The Department of Labor's new fiduciary rule is facing another delay, and likely won't be sent to the Office of Management and Budget for review until the first quarter, according to retirement industry experts.
The reveal of Labor's new rule to define who's a fiduciary "will probably slip to the first quarter next year," Phyllis Borzi, former head of Labor's Employee Benefits Security Administration, told ThinkAdvisor Monday in an email. This is partly "because of how many other regulatory projects they are working on and in part because they may want to see what happens in the courts with the two lawsuits that have been filed" against Labor.
Brad Campbell, also a former head of EBSA who's a now a partner at Faegre Drinker in Washington, agreed in another email that it's likely Labor's new rule will not be published in December as it has "not yet been sent to OMB for review."
The normal OMB review takes up to 90 days, "but rarely less than two months for significant rules," Campbell said. "To be published in December, the proposals would likely need to be sent to OMB in September or early October."
Campbell, however, said it's hard to discern whether the "apparent delay is due to the ongoing litigation or to broader political considerations."
Labor said in its regulatory flexibility agenda, released in early June, that the reveal of its new fiduciary rule would come in December.
However, dates set out in reg flex agendas are traditionally placeholders, and may not reflect the actual date that a fiduciary plan would be released.
Fiduciary Lawsuits
There are currently two pending lawsuits against Labor regarding fiduciary advice.

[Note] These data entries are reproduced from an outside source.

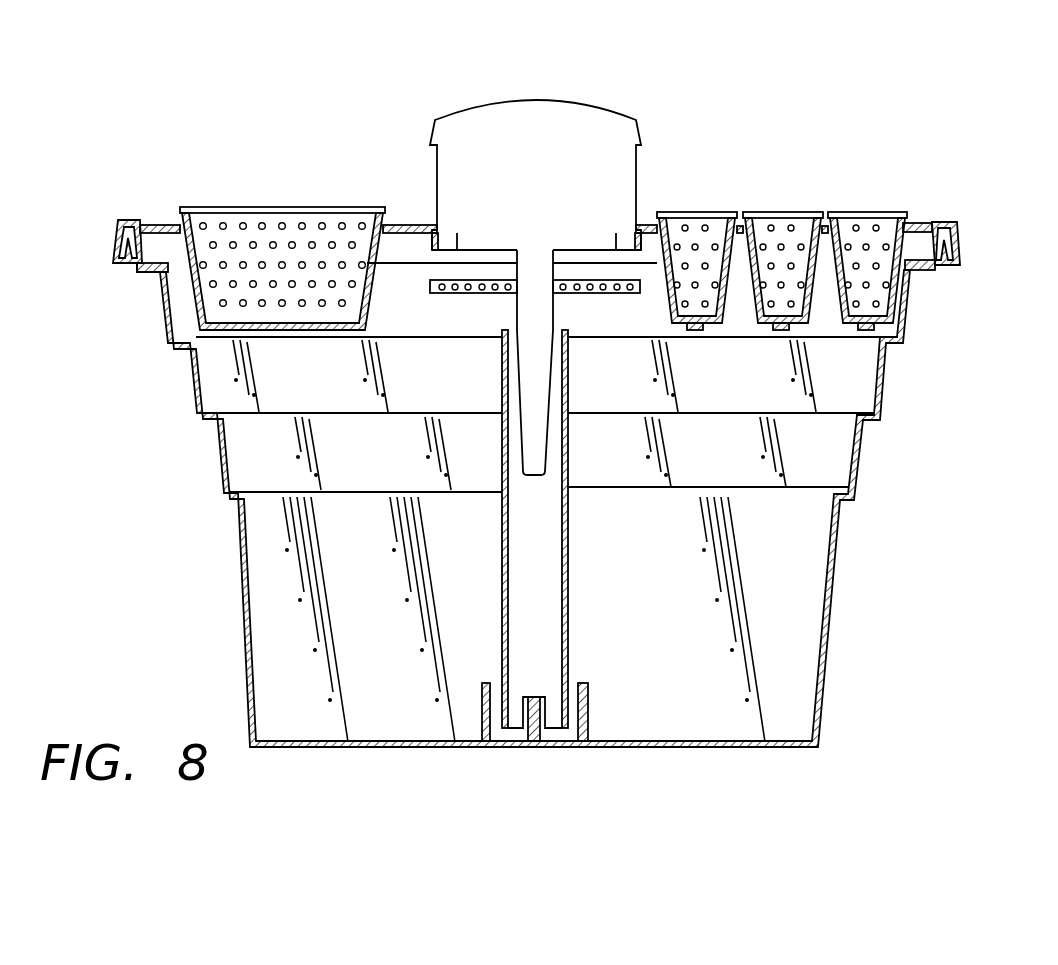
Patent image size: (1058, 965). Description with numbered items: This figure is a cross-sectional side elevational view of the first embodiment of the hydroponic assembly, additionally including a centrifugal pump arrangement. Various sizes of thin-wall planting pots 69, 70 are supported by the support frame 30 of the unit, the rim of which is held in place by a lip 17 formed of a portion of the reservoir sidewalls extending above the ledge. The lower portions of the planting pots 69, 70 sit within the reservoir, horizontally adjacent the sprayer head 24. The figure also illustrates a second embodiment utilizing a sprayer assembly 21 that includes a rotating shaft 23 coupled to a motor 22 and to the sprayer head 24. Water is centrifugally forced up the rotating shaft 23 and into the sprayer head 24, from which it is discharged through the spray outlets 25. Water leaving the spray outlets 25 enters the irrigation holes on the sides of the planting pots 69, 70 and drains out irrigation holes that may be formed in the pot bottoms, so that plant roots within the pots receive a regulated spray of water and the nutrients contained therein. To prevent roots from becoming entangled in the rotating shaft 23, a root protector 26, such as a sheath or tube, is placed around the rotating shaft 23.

The lip 17 is at (132, 265).
The sprayer assembly 21 is at (396, 132).
The motor 22 is at (584, 124).
The rotating shaft 23 is at (539, 447).
The sprayer head 24 is at (441, 300).
The spray outlets 25 is at (624, 298).
The root protector 26 is at (569, 546).
The support frame 30 is at (125, 218).
The planting pots 69 is at (707, 208).
The planting pot 70 is at (204, 203).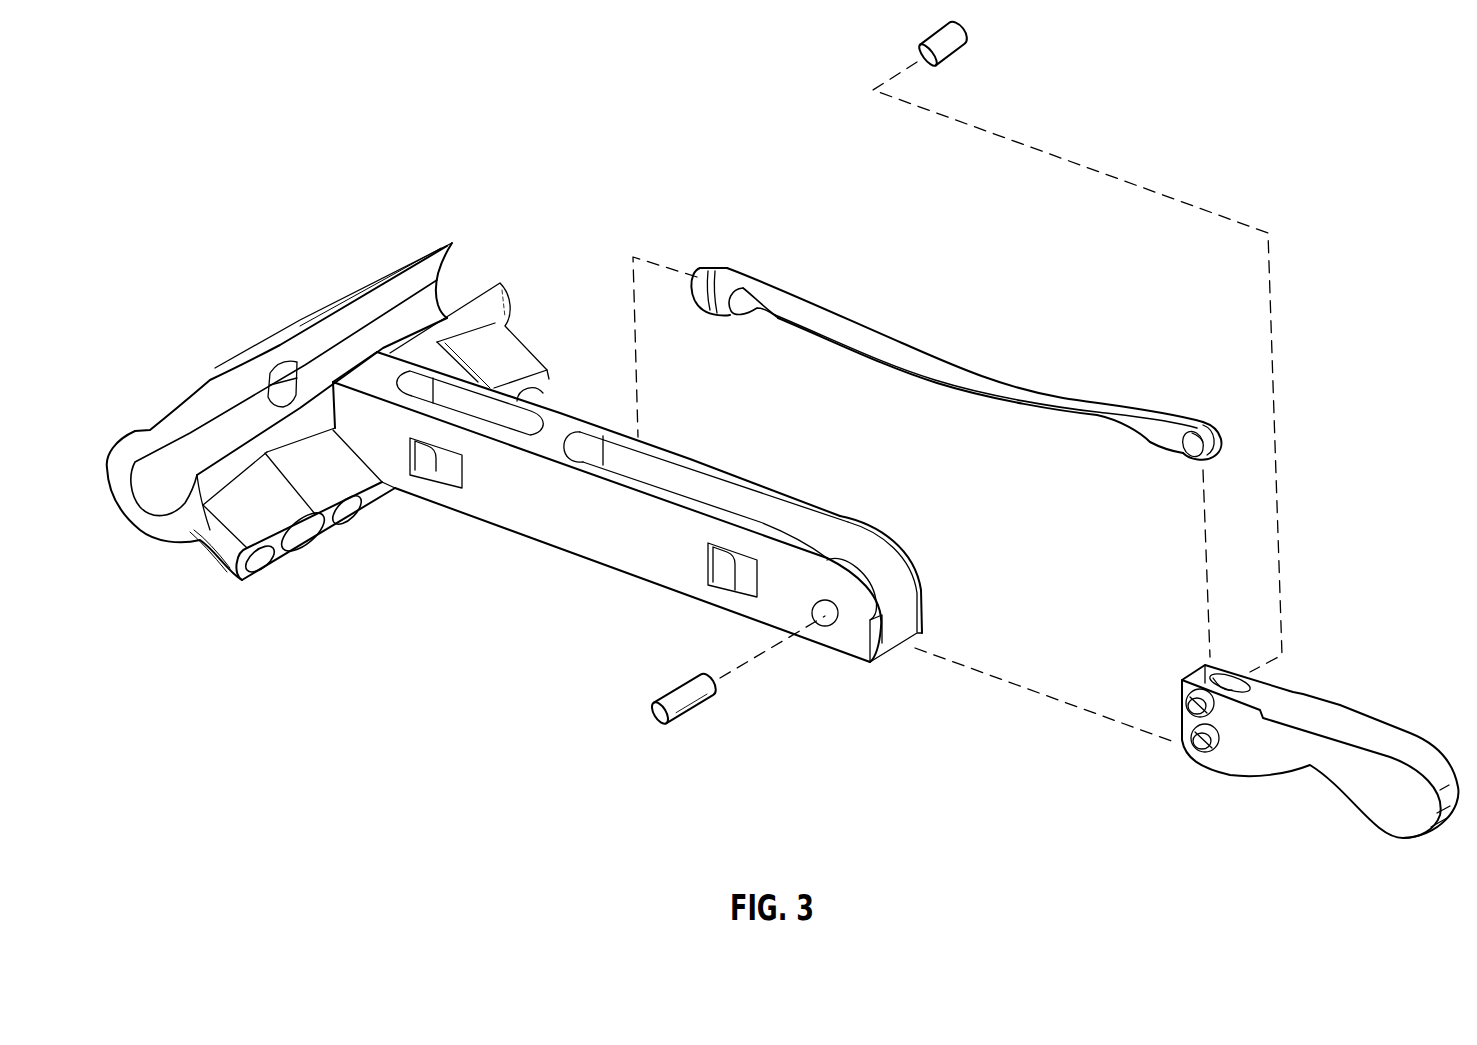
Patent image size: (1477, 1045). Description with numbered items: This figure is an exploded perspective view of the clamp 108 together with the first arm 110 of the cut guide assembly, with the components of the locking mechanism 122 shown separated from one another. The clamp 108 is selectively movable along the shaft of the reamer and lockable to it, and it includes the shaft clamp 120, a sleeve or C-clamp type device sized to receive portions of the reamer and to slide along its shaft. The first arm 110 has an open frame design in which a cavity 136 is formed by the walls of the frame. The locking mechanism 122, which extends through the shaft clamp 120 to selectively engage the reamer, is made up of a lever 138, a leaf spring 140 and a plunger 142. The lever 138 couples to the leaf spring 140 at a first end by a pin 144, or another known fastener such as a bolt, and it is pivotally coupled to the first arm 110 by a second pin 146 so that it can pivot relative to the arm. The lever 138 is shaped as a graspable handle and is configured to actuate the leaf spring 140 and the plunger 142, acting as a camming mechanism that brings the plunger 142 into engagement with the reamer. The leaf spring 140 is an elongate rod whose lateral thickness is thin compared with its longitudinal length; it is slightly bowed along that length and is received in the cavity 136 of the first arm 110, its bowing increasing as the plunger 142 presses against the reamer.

One was filed on Feb. 2 by the Federation of Americans for Consumer Choice in the U.S. District Court for the Northern District of Texas.
This district, Borzi said, is "the go-to court for all the forum-shopping financial services and business suits against the DOL and other cabinet agencies."
The lawsuit challenges the Trump-era Labor Prohibited Transaction Exemption, or PTE, 2020-02, Improving Investment Advice for Workers & Retirees, which establishes more stringent rollover rules and became effective on Feb. 16.
Advisory firms are now required to provide "retirement investors" with the specific reasons why a rollover or transfer of their retirement money is in the best interest of the retirement investor. The rollover requirements went into effect July 1.
The Federation alleges that "Labor has 'resurrected and repackaged' the substance of its vacated 2016 rule in direct violation of the 5th Circuit decision" by allowing PTE 2020-02 to take effect, Borzi said.